The official added the ambit under which a judicial or competent authority order can be exercised is very clearly laid out in the rules. They include a threat to sovereignty, integrity of India, the security of the state, friendly relations with foreign states, or public order, or of incitement to an offence relating to them or in relation with rape, sexually explicit material or child sexual abuse material, punishable with imprisonment for a term of not less than five years. The official said the rules also state that no order shall be passed in cases where other less intrusive means are effective in identifying the originator of the information.

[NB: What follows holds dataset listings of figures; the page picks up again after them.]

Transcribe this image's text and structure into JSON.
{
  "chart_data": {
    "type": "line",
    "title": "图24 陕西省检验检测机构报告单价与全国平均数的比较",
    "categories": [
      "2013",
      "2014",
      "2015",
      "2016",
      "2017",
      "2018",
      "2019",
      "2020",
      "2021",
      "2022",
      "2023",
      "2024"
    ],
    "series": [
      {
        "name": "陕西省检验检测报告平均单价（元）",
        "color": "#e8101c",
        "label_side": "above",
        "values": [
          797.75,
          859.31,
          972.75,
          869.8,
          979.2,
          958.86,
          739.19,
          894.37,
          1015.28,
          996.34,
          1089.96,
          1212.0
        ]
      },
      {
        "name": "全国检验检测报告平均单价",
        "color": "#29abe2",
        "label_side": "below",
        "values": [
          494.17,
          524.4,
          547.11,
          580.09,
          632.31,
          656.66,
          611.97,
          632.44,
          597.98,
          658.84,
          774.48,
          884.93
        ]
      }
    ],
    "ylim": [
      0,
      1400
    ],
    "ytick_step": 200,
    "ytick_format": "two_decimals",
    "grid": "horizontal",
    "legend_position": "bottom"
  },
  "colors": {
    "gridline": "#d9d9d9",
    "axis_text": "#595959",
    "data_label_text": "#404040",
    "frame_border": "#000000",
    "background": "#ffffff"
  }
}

A person familiar with Signal’s policies said that the company is completely open-source and collects no data. “The policy being requested by the government will lead to breaking end-to-end encryption,” the person said. “It seems India is moving towards controlling the internet the same way China does, or even worse–Iran.”
Signal has been designed to minimise the data it retains about users. “...the only information we can produce in response to a request like this is the date and time a user registered with Signal and the last date of a user’s connectivity to the Signal service,” it said in response to a grand jury subpoena for Signal user data in the US in 2016. “Notably, things we do not have stored include anything about a user’s contacts (such as the contacts themselves, a hash of the contacts, any other derivative contact information), anything about a user’s groups (such as how many groups a user is in, which groups a user is in, the membership lists of a user’s groups), or any records of who a user has been communicating with.” The company emphasised all message contents are end-to-end encrypted, and they do not have that information either.
WhatsApp, too, is involved in a case in the Madras High Court, where it has been suggested that originator information be attached to every message. “But that is not possible as the... protocol... WhatsApp uses for end-to-end encryption as well provides for cryptographic deniability,” said a person familiar with WhatsApp’s policy.
The person added the meta-data that WhatsApp collects is shared with law enforcement agencies. In its affidavit filed in the high court, WhatsApp said it is unable to comply with providing originator information as it does not store it. It is unable to search for and view messages exchanged on its platform, it added.
Anand Venkatanarayanan, disinformation, cyber weapons and data security researcher, said there is simply no way to comply with the guidelines without breaking end-to-end encryption. “At the heart of E2E [end-to-end encryption] is the Diffie–Hellman algorithm, which allows shared encryption keys to be generated by two parties by exchanging their public keys,” Venkatanarayanan said. “...these keys are not static but change for every new message sent out. This scheme allows anyone to forge an entire transcript with anyone, thus rendering any attempt to add originator information into the E2E protocol dead on arrival. Hence, the only way to comply with the guidelines is to break E2E.”